Dive Brief:
- Digital payment services provider Repay Holdings proposed paying $372 million last month to acquire Kubra Data Transfer, but a major shareholder, investment firm Veradace Partners, voiced opposition to the acquisition on Thursday in a public letter attached to a press release. Veradace, which owns an 8.4% stake in Repay, contended other shareholders also oppose the deal.
- In the letter to Repay’s board of directors, Veradace advised the board to abandon the transaction, add two shareholders to the board and investigate how the company decided to pursue the Kubra purchase. The shareholder said one director, who wasn’t named, was unaware of shareholder dissent expressed to management.
- ”The Board should act with haste to collaborate with shareholders to resolve governance issues and stop a deal that is much lower return and much higher risk than other capital allocation alternatives,” the April 9 letter said.
Dive Insight:
The publicly-traded Repay provides bill payment processing software services to commercial clients in an array of industries. The company said March 30 that it had agreed to pay cash and use debt financing to make the acquisition of Kubra, which provides similar services with a utility and government client niche.

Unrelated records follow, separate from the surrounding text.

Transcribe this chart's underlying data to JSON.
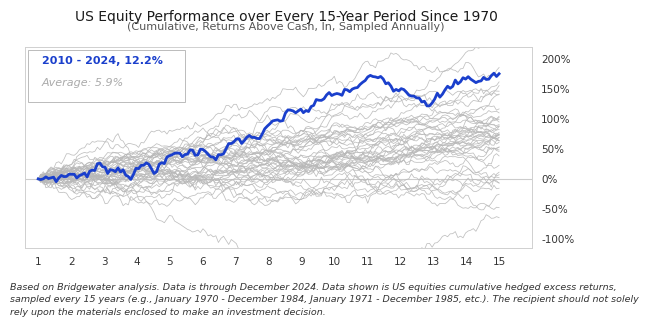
{
  "title": "US Equity Performance over Every 15-Year Period Since 1970",
  "subtitle": "(Cumulative, Returns Above Cash, In, Sampled Annually)",
  "highlight_label": "2010 - 2024, 12.2%",
  "average_label": "Average: 5.9%",
  "xlabel_ticks": [
    1,
    2,
    3,
    4,
    5,
    6,
    7,
    8,
    9,
    10,
    11,
    12,
    13,
    14,
    15
  ],
  "ylabel_ticks": [
    -100,
    -50,
    0,
    50,
    100,
    150,
    200
  ],
  "ylim": [
    -115,
    220
  ],
  "xlim": [
    0.6,
    16.0
  ],
  "footnote_line1": "Based on Bridgewater analysis. Data is through December 2024. Data shown is US equities cumulative hedged excess returns,",
  "footnote_line2": "sampled every 15 years (e.g., January 1970 - December 1984, January 1971 - December 1985, etc.). The recipient should not solely",
  "footnote_line3": "rely upon the materials enclosed to make an investment decision.",
  "highlight_color": "#1a3fcc",
  "gray_color": "#b8b8b8",
  "background_color": "#ffffff",
  "plot_bg_color": "#ffffff",
  "title_fontsize": 10.0,
  "subtitle_fontsize": 8.0,
  "footnote_fontsize": 6.8,
  "label_fontsize": 8.0,
  "tick_fontsize": 7.5,
  "n_gray_series": 45,
  "n_points": 180,
  "highlight_seed": 7,
  "gray_seed": 42
}
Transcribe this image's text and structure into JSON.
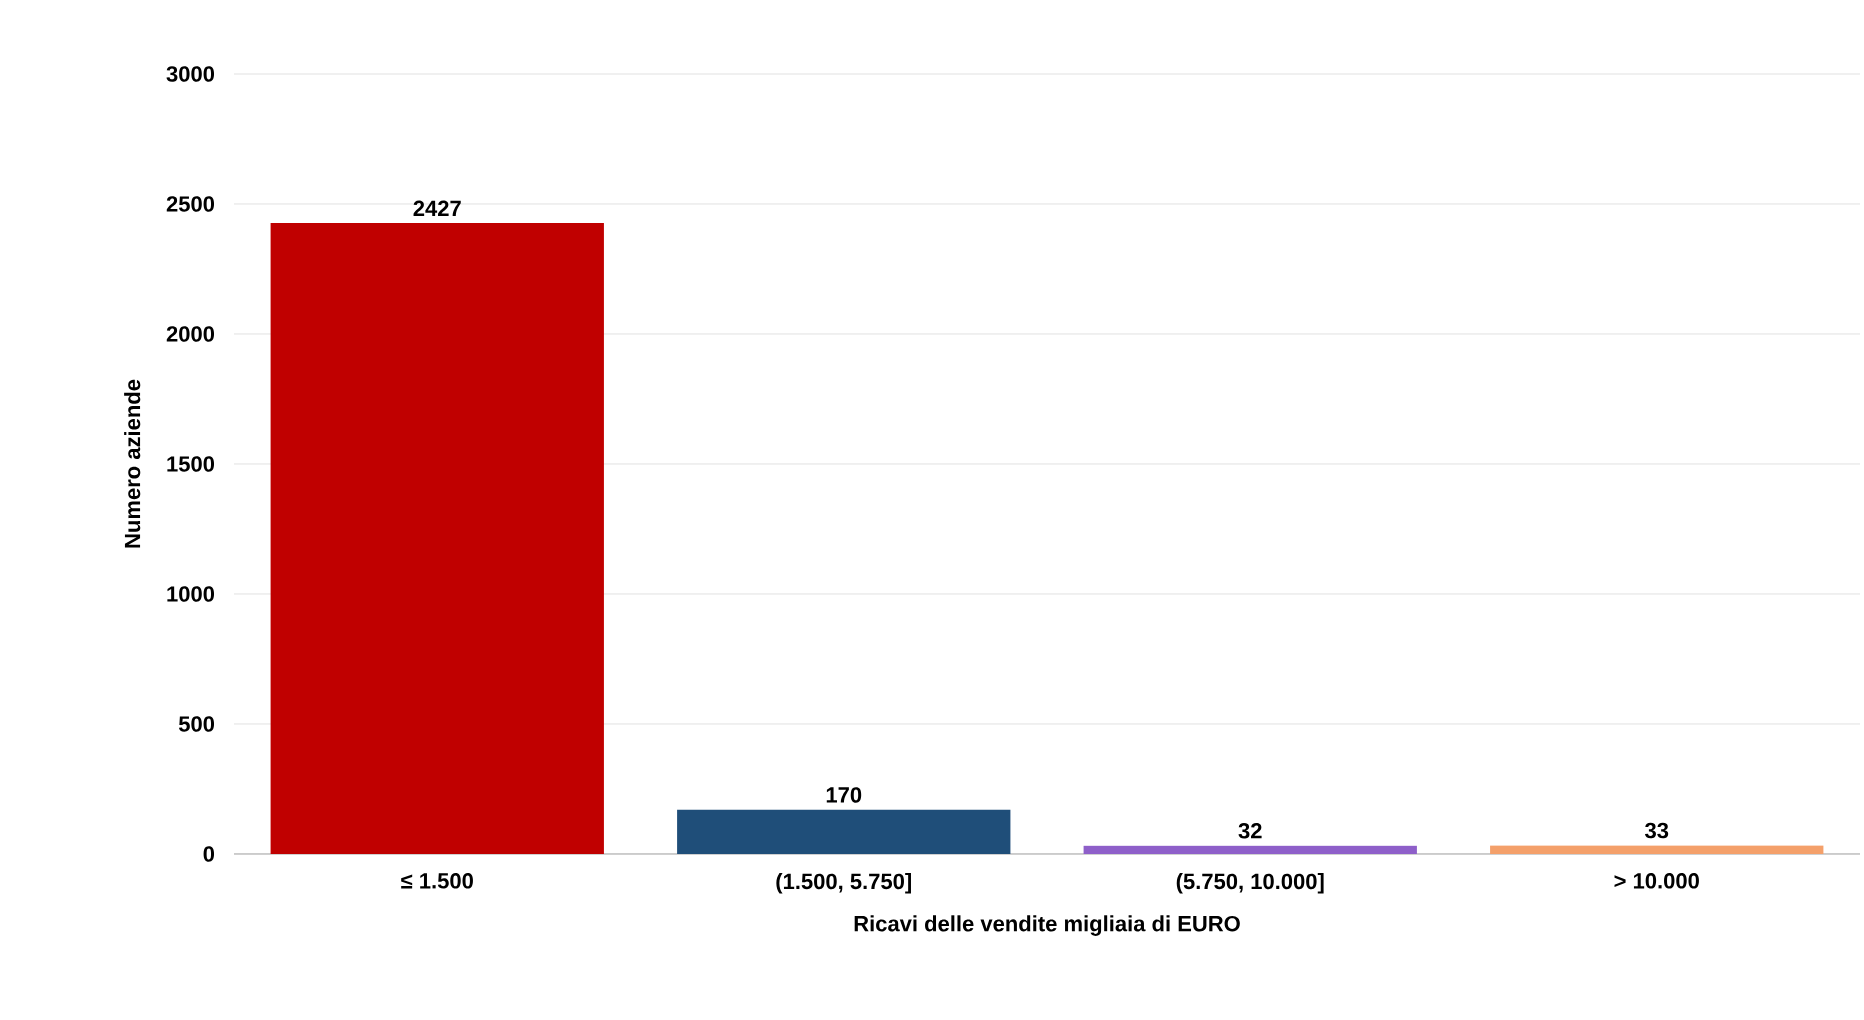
{
  "chart_data": {
    "type": "bar",
    "xlabel": "Ricavi delle vendite migliaia di EURO",
    "ylabel": "Numero aziende",
    "categories": [
      "≤ 1.500",
      "(1.500, 5.750]",
      "(5.750, 10.000]",
      "> 10.000"
    ],
    "values": [
      2427,
      170,
      32,
      33
    ],
    "colors": [
      "#c00000",
      "#1f4e79",
      "#8e5fc9",
      "#f4a06a"
    ],
    "ylim": [
      0,
      3000
    ],
    "yticks": [
      0,
      500,
      1000,
      1500,
      2000,
      2500,
      3000
    ],
    "grid": "y",
    "data_labels": true
  }
}
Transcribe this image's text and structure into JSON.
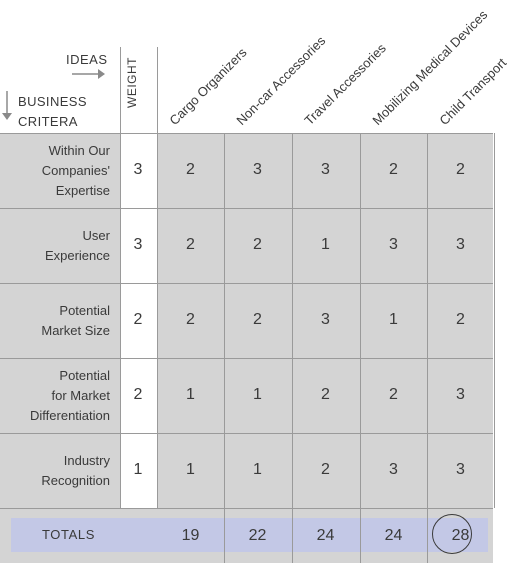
{
  "header": {
    "ideas_label": "IDEAS",
    "business_label_line1": "BUSINESS",
    "business_label_line2": "CRITERA",
    "weight_label": "WEIGHT"
  },
  "ideas": [
    "Cargo Organizers",
    "Non-car Accessories",
    "Travel Accessories",
    "Mobilizing Medical Devices",
    "Child Transport"
  ],
  "criteria": [
    {
      "lines": [
        "Within Our",
        "Companies'",
        "Expertise"
      ],
      "weight": "3",
      "scores": [
        "2",
        "3",
        "3",
        "2",
        "2"
      ]
    },
    {
      "lines": [
        "User",
        "Experience"
      ],
      "weight": "3",
      "scores": [
        "2",
        "2",
        "1",
        "3",
        "3"
      ]
    },
    {
      "lines": [
        "Potential",
        "Market Size"
      ],
      "weight": "2",
      "scores": [
        "2",
        "2",
        "3",
        "1",
        "2"
      ]
    },
    {
      "lines": [
        "Potential",
        "for Market",
        "Differentiation"
      ],
      "weight": "2",
      "scores": [
        "1",
        "1",
        "2",
        "2",
        "3"
      ]
    },
    {
      "lines": [
        "Industry",
        "Recognition"
      ],
      "weight": "1",
      "scores": [
        "1",
        "1",
        "2",
        "3",
        "3"
      ]
    }
  ],
  "totals": {
    "label": "TOTALS",
    "values": [
      "19",
      "22",
      "24",
      "24",
      "28"
    ],
    "highlight_color": "#c3c8e6"
  }
}
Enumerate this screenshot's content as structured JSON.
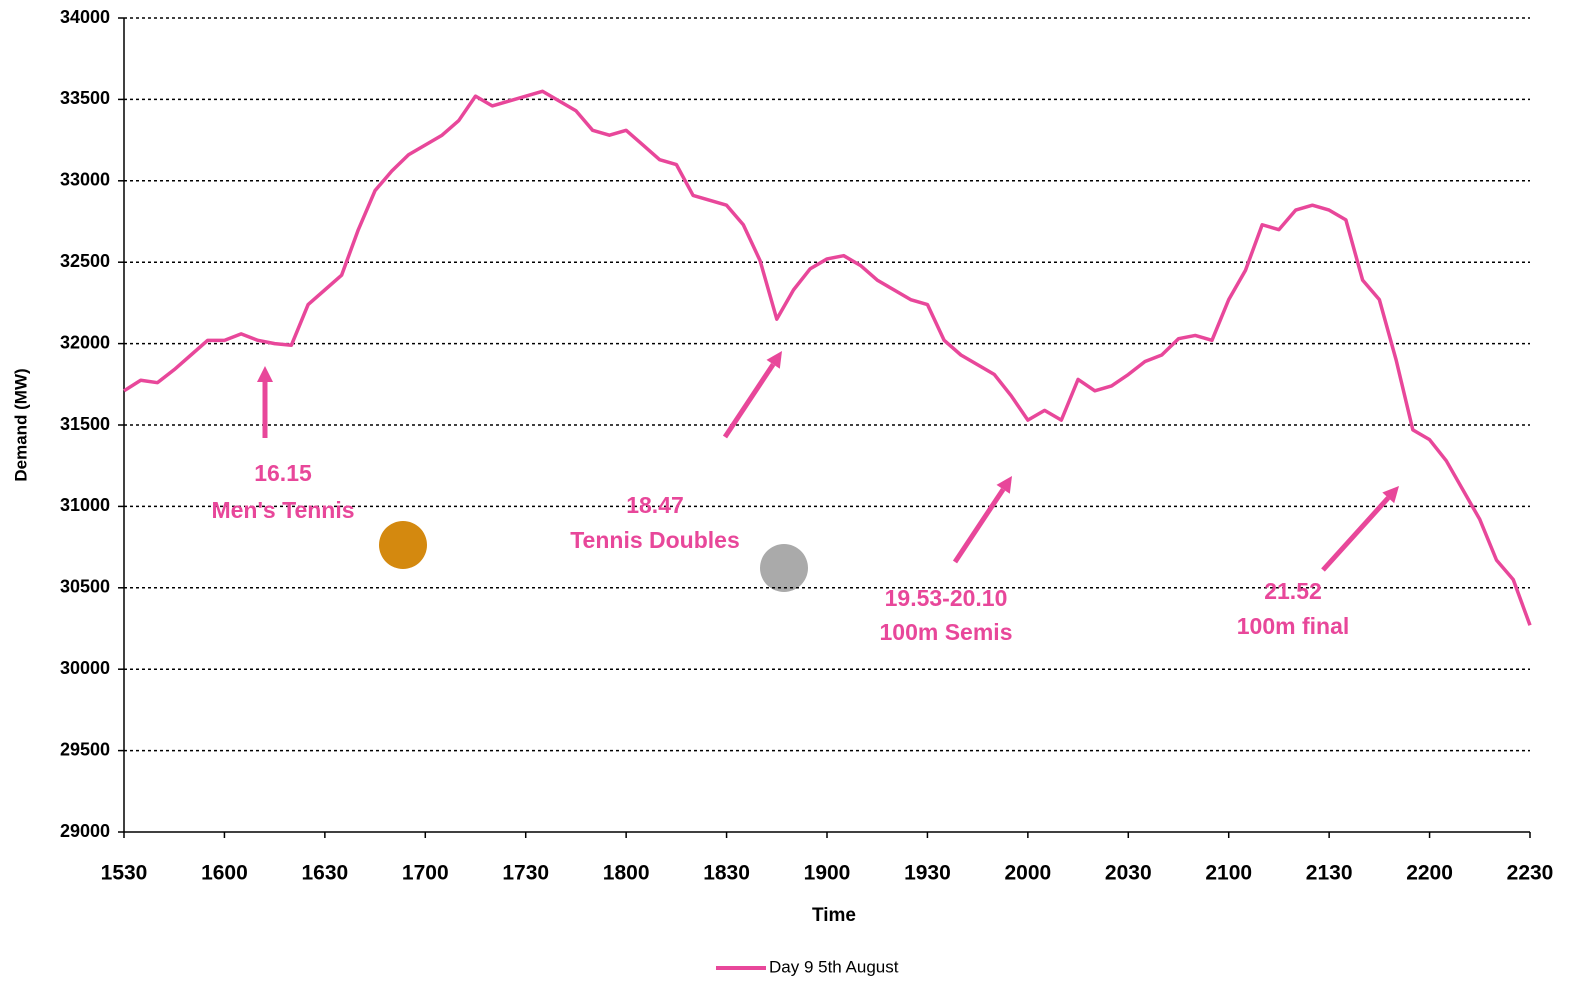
{
  "chart_data": {
    "type": "line",
    "x_label": "Time",
    "y_label": "Demand (MW)",
    "x": [
      930,
      935,
      940,
      945,
      950,
      955,
      960,
      965,
      970,
      975,
      980,
      985,
      990,
      995,
      1000,
      1005,
      1010,
      1015,
      1020,
      1025,
      1030,
      1035,
      1040,
      1045,
      1050,
      1055,
      1060,
      1065,
      1070,
      1075,
      1080,
      1085,
      1090,
      1095,
      1100,
      1105,
      1110,
      1115,
      1120,
      1125,
      1130,
      1135,
      1140,
      1145,
      1150,
      1155,
      1160,
      1165,
      1170,
      1175,
      1180,
      1185,
      1190,
      1195,
      1200,
      1205,
      1210,
      1215,
      1220,
      1225,
      1230,
      1235,
      1240,
      1245,
      1250,
      1255,
      1260,
      1265,
      1270,
      1275,
      1280,
      1285,
      1290,
      1295,
      1300,
      1305,
      1310,
      1315,
      1320,
      1325,
      1330,
      1335,
      1340,
      1345,
      1350
    ],
    "series": [
      {
        "name": "Day 9 5th August",
        "color": "#e8479a",
        "values": [
          31710,
          31775,
          31760,
          31840,
          31930,
          32020,
          32020,
          32060,
          32020,
          32000,
          31990,
          32240,
          32330,
          32420,
          32700,
          32940,
          33060,
          33160,
          33220,
          33280,
          33370,
          33520,
          33460,
          33490,
          33520,
          33550,
          33490,
          33430,
          33310,
          33280,
          33310,
          33220,
          33130,
          33100,
          32910,
          32880,
          32850,
          32730,
          32510,
          32150,
          32330,
          32460,
          32520,
          32540,
          32480,
          32390,
          32330,
          32270,
          32240,
          32020,
          31930,
          31870,
          31810,
          31680,
          31530,
          31590,
          31530,
          31780,
          31710,
          31740,
          31810,
          31890,
          31930,
          32030,
          32050,
          32020,
          32270,
          32450,
          32730,
          32700,
          32820,
          32850,
          32820,
          32760,
          32390,
          32270,
          31900,
          31470,
          31410,
          31280,
          31100,
          30920,
          30670,
          30550,
          30270
        ]
      }
    ],
    "xlim": [
      930,
      1350
    ],
    "xticks": [
      {
        "value": 930,
        "label": "1530"
      },
      {
        "value": 960,
        "label": "1600"
      },
      {
        "value": 990,
        "label": "1630"
      },
      {
        "value": 1020,
        "label": "1700"
      },
      {
        "value": 1050,
        "label": "1730"
      },
      {
        "value": 1080,
        "label": "1800"
      },
      {
        "value": 1110,
        "label": "1830"
      },
      {
        "value": 1140,
        "label": "1900"
      },
      {
        "value": 1170,
        "label": "1930"
      },
      {
        "value": 1200,
        "label": "2000"
      },
      {
        "value": 1230,
        "label": "2030"
      },
      {
        "value": 1260,
        "label": "2100"
      },
      {
        "value": 1290,
        "label": "2130"
      },
      {
        "value": 1320,
        "label": "2200"
      },
      {
        "value": 1350,
        "label": "2230"
      }
    ],
    "ylim": [
      29000,
      34000
    ],
    "yticks": [
      29000,
      29500,
      30000,
      30500,
      31000,
      31500,
      32000,
      32500,
      33000,
      33500,
      34000
    ],
    "grid": true,
    "annotations": [
      {
        "lines": [
          "16.15",
          "Men's Tennis"
        ]
      },
      {
        "lines": [
          "18.47",
          "Tennis Doubles"
        ]
      },
      {
        "lines": [
          "19.53-20.10",
          "100m Semis"
        ]
      },
      {
        "lines": [
          "21.52",
          "100m final"
        ]
      }
    ]
  }
}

Repay argued in a press release announcing the deal that the combination would strengthen two complementary businesses by merging Repay’s payment technology platform with Kubra’s verticals, partnerships and market approach. The combined company would have had about $548 million in annual revenue last year and adjusted earnings before interest, taxes, depreciation, and amortization of about $178 million, the Repay release said.
Veradace argues that shareholders believe the company’s capital could be used more effectively in other ways.
“There is strong opposition at this time to M&A given RPAY’s depressed valuation and alternative capital allocation options, and even stronger dissatisfaction with the size, valuation and leverage of KUBRA specifically,” the shareholder argued in its letter.
Repay’s stock has dropped by about a third over the past year to $2.94 on Friday.
A spokesperson for Repay didn’t immediately respond to a request for comment.